Das Wohnpaket soll auch dafür sorgen, dass künftig genug günstige Grundstücke für den sozialen Wohnbau zur Verfügung stehen. Deshalb soll bei der Umwidmung von Grundstücken von Grünland in Bauland 25 Prozent als Vorbehaltsfläche für förderbaren Wohnbau zur Verfügung gestellt werden.

Diese Regelung soll aber nur für Grundstücke im Eigentum der öffentlichen Hand und nicht auch für private Grundstückseigentümer gelten. Die Wirkung wird sich daher in Grenzen halten.

In Südtirol gibt es schon seit Jahren eine Regelung, die auch für private Grundstückseigentümer gilt. Bei einer Umwidmung müssen mindestens 60 Prozent der Fläche dem sozialen Wohnbau zur Verfügung gestellt werden.

Halber Preis

Für diesen Teil bekommt der Eigentümer die Hälfte des Marktpreises bezahlt.

Die Südtiroler Politiker haben immer damit argumentiert, dass der Grundstückseigentümer keinerlei Leistung erbringt. Mit dem Beschluss der Umwidmung von Grünland in Bauland ist die Wiese plötzlich Millionen wert. Sämtliche Aufschließungskosten für Straße oder Kanal zahlen nach dem Weiterverkauf die neuen Eigentümer und die Kommunen. Es könne sich daher um keinen unzulässigen Eingriff in privates Eigentum handeln, lautet die Argumentation.
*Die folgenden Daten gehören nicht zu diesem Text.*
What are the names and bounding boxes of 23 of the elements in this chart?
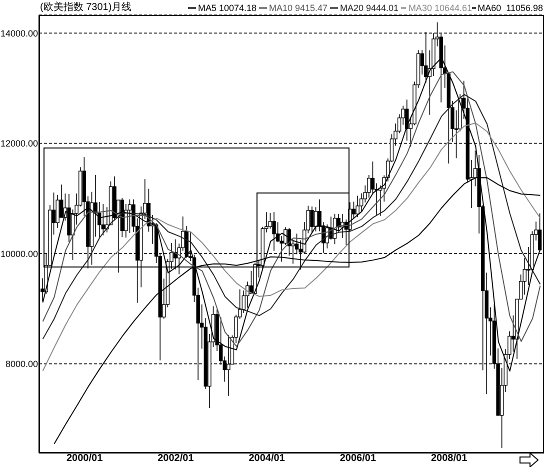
legend-label: MA5 10074.18	[198, 2, 257, 15]
candlestick	[128, 199, 132, 234]
chart-title: (欧美指数 7301)月线	[40, 1, 133, 15]
candlestick	[314, 206, 318, 232]
legend-label: MA60 11056.98	[478, 2, 543, 15]
candlestick	[101, 204, 105, 236]
line-series	[42, 122, 541, 372]
candlestick	[124, 204, 128, 238]
legend-label: MA20 9444.01	[340, 2, 399, 15]
x-tick-label: 2004/01	[248, 453, 286, 464]
x-tick-label: 2008/01	[430, 453, 468, 464]
candlestick	[272, 212, 276, 252]
candlestick	[356, 195, 360, 218]
candlestick	[310, 206, 314, 234]
legend-label: MA10 9415.47	[269, 2, 328, 15]
y-tick-label: 12000.00	[0, 138, 38, 149]
x-tick-label: 2000/01	[66, 453, 104, 464]
y-tick-label: 10000.00	[0, 248, 38, 259]
x-tick-label: 2002/01	[158, 453, 194, 464]
y-tick-label: 8000.00	[5, 358, 38, 369]
legend-label: MA30 10644.61	[408, 2, 472, 15]
x-tick-label: 2006/01	[340, 453, 376, 464]
y-tick-label: 14000.00	[0, 28, 38, 38]
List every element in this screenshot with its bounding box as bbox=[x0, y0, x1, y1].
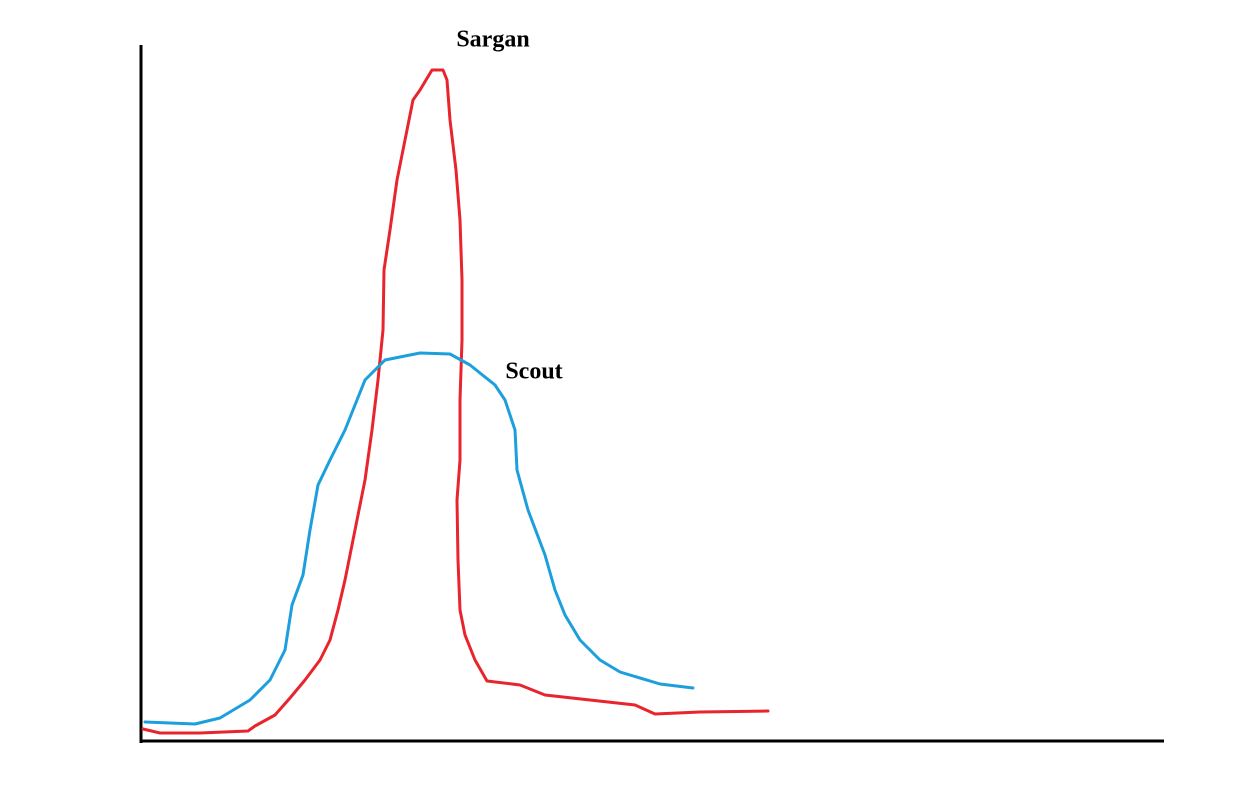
curve-label: Sargan bbox=[456, 27, 529, 53]
sargan-curve bbox=[141, 68, 770, 735]
scout-curve bbox=[143, 351, 695, 726]
curve-label: Scout bbox=[505, 359, 562, 385]
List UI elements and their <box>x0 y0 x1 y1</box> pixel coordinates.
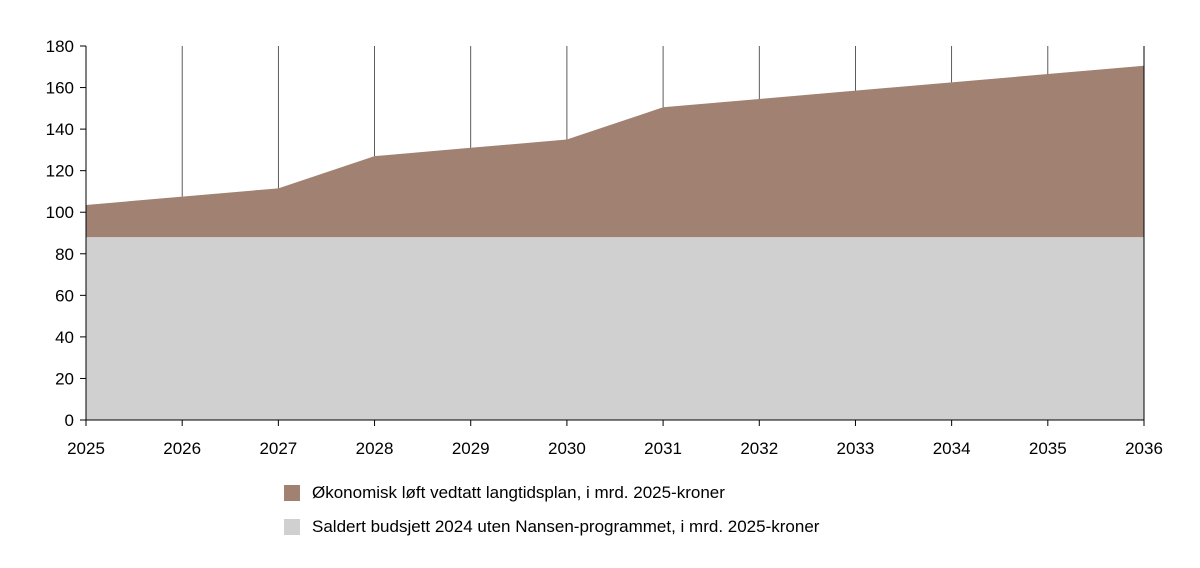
x-tick-label-2031: 2031 <box>644 439 682 458</box>
legend-item-saldert-budsjett: Saldert budsjett 2024 uten Nansen-progra… <box>284 510 819 544</box>
x-tick-label-2034: 2034 <box>933 439 971 458</box>
y-tick-label-100: 100 <box>46 203 74 222</box>
legend-item-okonomisk-loft: Økonomisk løft vedtatt langtidsplan, i m… <box>284 476 819 510</box>
area-okonomisk-loft <box>86 65 1144 238</box>
y-tick-label-140: 140 <box>46 120 74 139</box>
legend: Økonomisk løft vedtatt langtidsplan, i m… <box>284 476 819 544</box>
area-saldert-budsjett <box>86 237 1144 420</box>
y-tick-label-20: 20 <box>55 369 74 388</box>
y-tick-label-160: 160 <box>46 79 74 98</box>
x-tick-label-2028: 2028 <box>356 439 394 458</box>
x-tick-label-2032: 2032 <box>740 439 778 458</box>
y-tick-label-60: 60 <box>55 286 74 305</box>
x-tick-label-2025: 2025 <box>67 439 105 458</box>
legend-swatch-okonomisk-loft <box>284 485 300 501</box>
y-tick-label-40: 40 <box>55 328 74 347</box>
x-tick-label-2035: 2035 <box>1029 439 1067 458</box>
x-tick-label-2036: 2036 <box>1125 439 1163 458</box>
y-tick-label-120: 120 <box>46 162 74 181</box>
legend-label-okonomisk-loft: Økonomisk løft vedtatt langtidsplan, i m… <box>312 483 725 502</box>
area-chart: 0 20 40 60 80 100 120 140 160 180 2025 2026 2027 2028… <box>46 37 1163 458</box>
y-tick-label-0: 0 <box>65 411 74 430</box>
x-tick-label-2029: 2029 <box>452 439 490 458</box>
y-tick-label-180: 180 <box>46 37 74 56</box>
x-tick-label-2030: 2030 <box>548 439 586 458</box>
legend-label-saldert-budsjett: Saldert budsjett 2024 uten Nansen-progra… <box>312 517 820 536</box>
x-tick-label-2026: 2026 <box>163 439 201 458</box>
legend-swatch-saldert-budsjett <box>284 519 300 535</box>
y-tick-label-80: 80 <box>55 245 74 264</box>
x-tick-label-2027: 2027 <box>259 439 297 458</box>
x-tick-label-2033: 2033 <box>837 439 875 458</box>
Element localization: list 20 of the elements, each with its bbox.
Eine Variante ist es, den privaten Grundstückseigentümern die Wahl zu lassen. Wenn er sich weigert, einen Teil für sozialen Wohnbau abzutreten, dann muss er die gesamten Aufschließungskosten selbst bezahlen.

Geförderte Wohnungen

Gemeinnützige Bauträger dürfen bei geförderten Wohnungen einen Grundstückspreis von maximal 300 Euro/ weiterverrechnen. Um den Preis gibt es in Ballungszentren nichts zu kaufen. Bauträger haben zwei Möglichkeiten. Sie bauen auch frei finanzierte Wohnungen, bei denen sie die Grundstückskosten über 300 Euro/ unterbringen, oder sie bauen nicht.